Posted on Monday, May 02, 2011, under ,


In the age of financial/industrial conglomerates it seems the Workers of the world, Unite! slogan has never been more relevant. And yet Unions have never been weaker (correct me if I am wrong), Capitalism is winning even in China and Russia. The bastions of Communism, North Korea and Cuba, have pushed ideology to the edge of self-grandiose insanity. Kyoto city itself used to be a traditional stronghold of the Japanese Communist Party (JCP), up until about mid-nineties when a major change in the voting system (multi-member districts became single-member districts), made it much harder for the JCP candidates to get elected. Still, in the city council election of April 2007 the JCP took 19 seats, only 4 less than the ruling LDP.
Anyway, Horikawa-dori around 11a.m. today was a sight to behold, so surprising in fact that, still somewhat shocked, I sat down and wrote this poem few hours later.

Different City

For a moment it feels a different city:
red banners, loudspeakers, chants,
the traffic at a standstill.
Then we remember it is Kyoto –
the flow is a two-row column
bracketed by colours, kanji
and union-logos, duly stopping
at red lights. I ask my son,
who is eight, what the fuss is about.
Hmm…Maybe they want money.

Unable to pass through
we make a pushbike detour
ending up at a local shrine
where two tiddly daughters
are throwing bits of bread
to the always hungry carp;
nearby a group of workers sit
on holy slabs, drink beer.
It’s a blessed Sunday after all.

Later I’m at a local grocery.
The mobile rings.

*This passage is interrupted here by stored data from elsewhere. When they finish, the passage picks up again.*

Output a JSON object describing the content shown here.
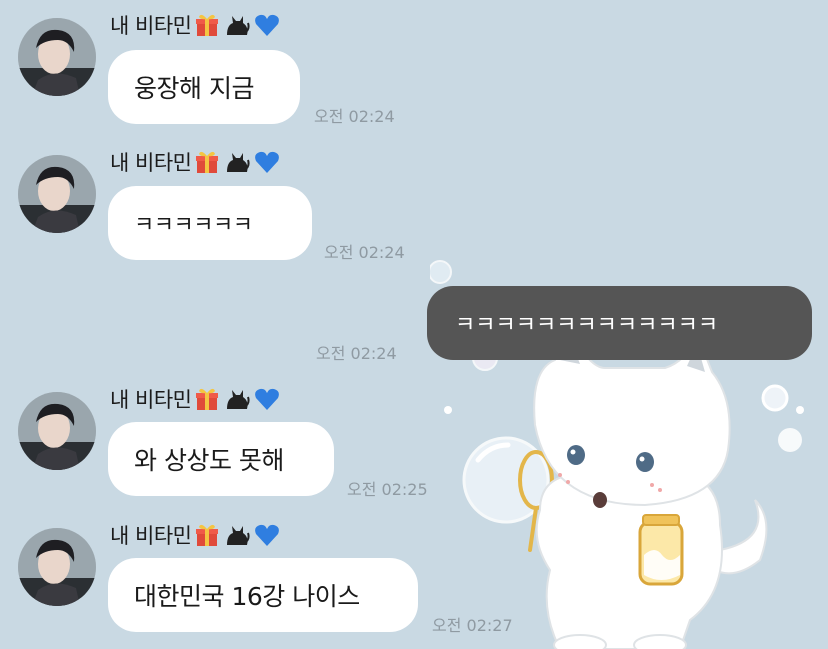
{
  "chat": {
    "sender_name": "내 비타민",
    "sender_emojis": [
      "gift-icon",
      "black-cat-icon",
      "blue-heart-icon"
    ],
    "messages": [
      {
        "from": "other",
        "text": "웅장해 지금",
        "time": "오전 02:24"
      },
      {
        "from": "other",
        "text": "ㅋㅋㅋㅋㅋㅋ",
        "time": "오전 02:24"
      },
      {
        "from": "me",
        "text": "ㅋㅋㅋㅋㅋㅋㅋㅋㅋㅋㅋㅋㅋ",
        "time": "오전 02:24"
      },
      {
        "from": "other",
        "text": "와 상상도 못해",
        "time": "오전 02:25"
      },
      {
        "from": "other",
        "text": "대한민국 16강 나이스",
        "time": "오전 02:27"
      }
    ]
  },
  "colors": {
    "background": "#c9d9e3",
    "incoming_bubble": "#ffffff",
    "outgoing_bubble": "#555555",
    "timestamp": "#8f9aa2"
  },
  "background_image": "white-cat-blowing-bubbles"
}
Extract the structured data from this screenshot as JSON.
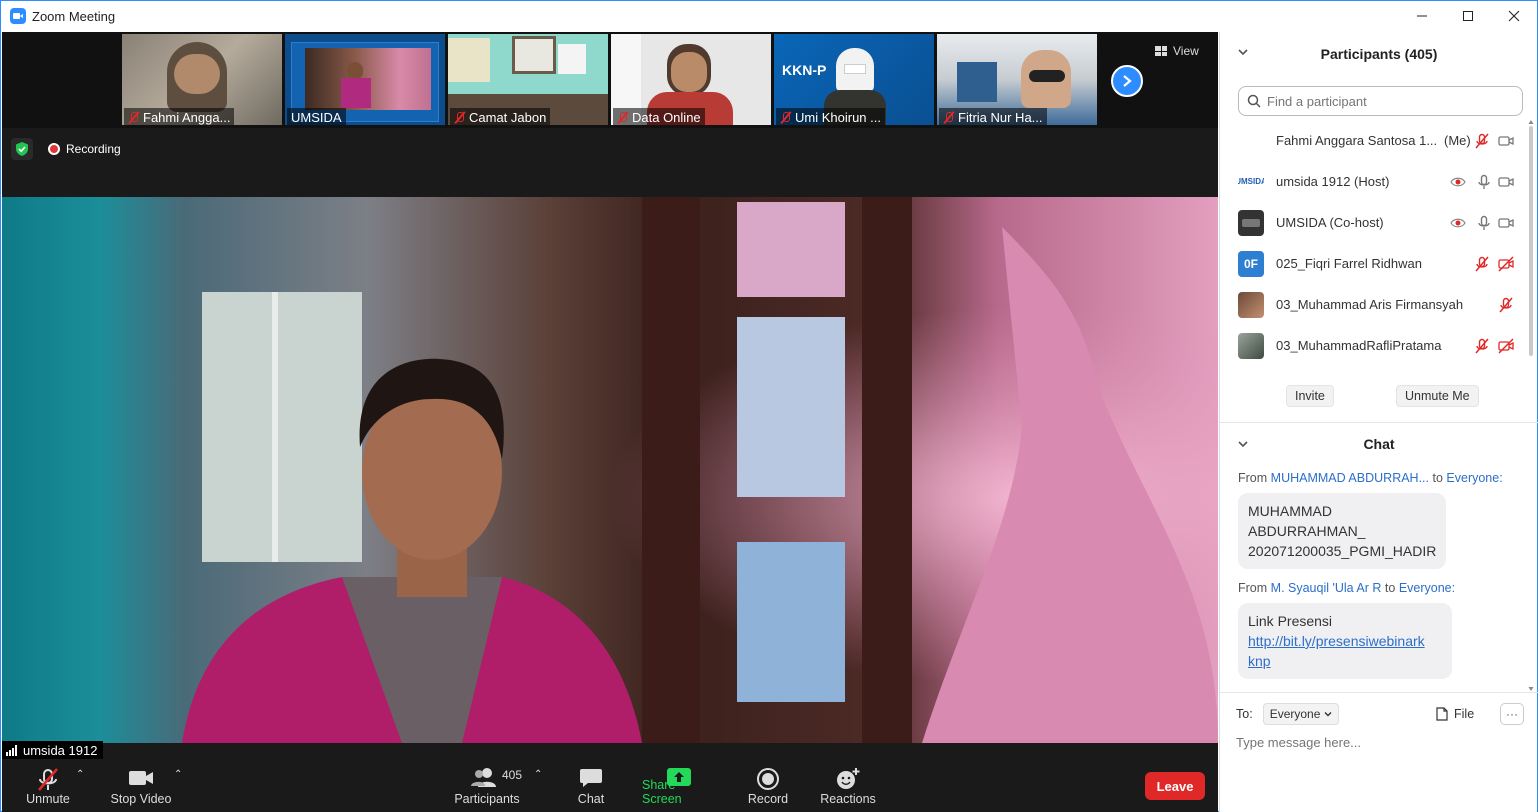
{
  "window": {
    "title": "Zoom Meeting"
  },
  "thumbnails": [
    {
      "name": "Fahmi Angga...",
      "muted": true
    },
    {
      "name": "UMSIDA",
      "muted": false
    },
    {
      "name": "Camat Jabon",
      "muted": true
    },
    {
      "name": "Data Online",
      "muted": true
    },
    {
      "name": "Umi Khoirun ...",
      "muted": true
    },
    {
      "name": "Fitria Nur Ha...",
      "muted": true
    }
  ],
  "view_label": "View",
  "recording_label": "Recording",
  "active_speaker": "umsida 1912",
  "toolbar": {
    "unmute": "Unmute",
    "stop_video": "Stop Video",
    "participants_count": "405",
    "participants": "Participants",
    "chat": "Chat",
    "share_screen": "Share Screen",
    "record": "Record",
    "reactions": "Reactions",
    "leave": "Leave"
  },
  "participants_panel": {
    "title": "Participants (405)",
    "search_placeholder": "Find a participant",
    "participants": [
      {
        "name": "Fahmi Anggara Santosa 1...",
        "role": "(Me)",
        "avatar": "",
        "mic": "muted",
        "video": "on"
      },
      {
        "name": "umsida 1912 (Host)",
        "avatar": "UMSIDA",
        "mic": "on",
        "video": "on"
      },
      {
        "name": "UMSIDA (Co-host)",
        "avatar": "",
        "mic": "on",
        "video": "on"
      },
      {
        "name": "025_Fiqri Farrel Ridhwan",
        "avatar": "0F",
        "mic": "muted",
        "video": "off"
      },
      {
        "name": "03_Muhammad Aris Firmansyah",
        "avatar": "",
        "mic": "muted",
        "video": "none"
      },
      {
        "name": "03_MuhammadRafliPratama",
        "avatar": "",
        "mic": "muted",
        "video": "off"
      }
    ],
    "invite": "Invite",
    "unmute_me": "Unmute Me"
  },
  "chat_panel": {
    "title": "Chat",
    "messages": [
      {
        "from_label": "From",
        "sender": "MUHAMMAD ABDURRAH...",
        "to_label": "to",
        "recipient": "Everyone:",
        "lines": [
          "MUHAMMAD",
          "ABDURRAHMAN_",
          "202071200035_PGMI_HADIR"
        ]
      },
      {
        "from_label": "From",
        "sender": "M. Syauqil 'Ula Ar R",
        "to_label": "to",
        "recipient": "Everyone:",
        "text": "Link Presensi",
        "link_lines": [
          "http://bit.ly/presensiwebinark",
          "knp"
        ]
      }
    ],
    "to_label": "To:",
    "to_value": "Everyone",
    "file_label": "File",
    "more_label": "···",
    "input_placeholder": "Type message here..."
  },
  "colors": {
    "accent": "#2d8cff",
    "leave": "#e02828",
    "share": "#23d959",
    "link": "#2d6ec9"
  }
}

It’s Luke,
confirming it’s the wages…
the higher wages they want.
The shop is empty. There are three
check-out girls standing by
the cash-registers, standing
and smiling. They probably want
to be out there with the crowds today.
I pay in cash, wishing for once
the onigiri weren’t a bargain.

May 1st, 2011

'Bandiera Rossa' turned raw punk-rock, courtesy of the Slovenian band 'Pankrti' from 1983. Celebrate the Labour Day, hopefully by thrashing your head about in existential despair.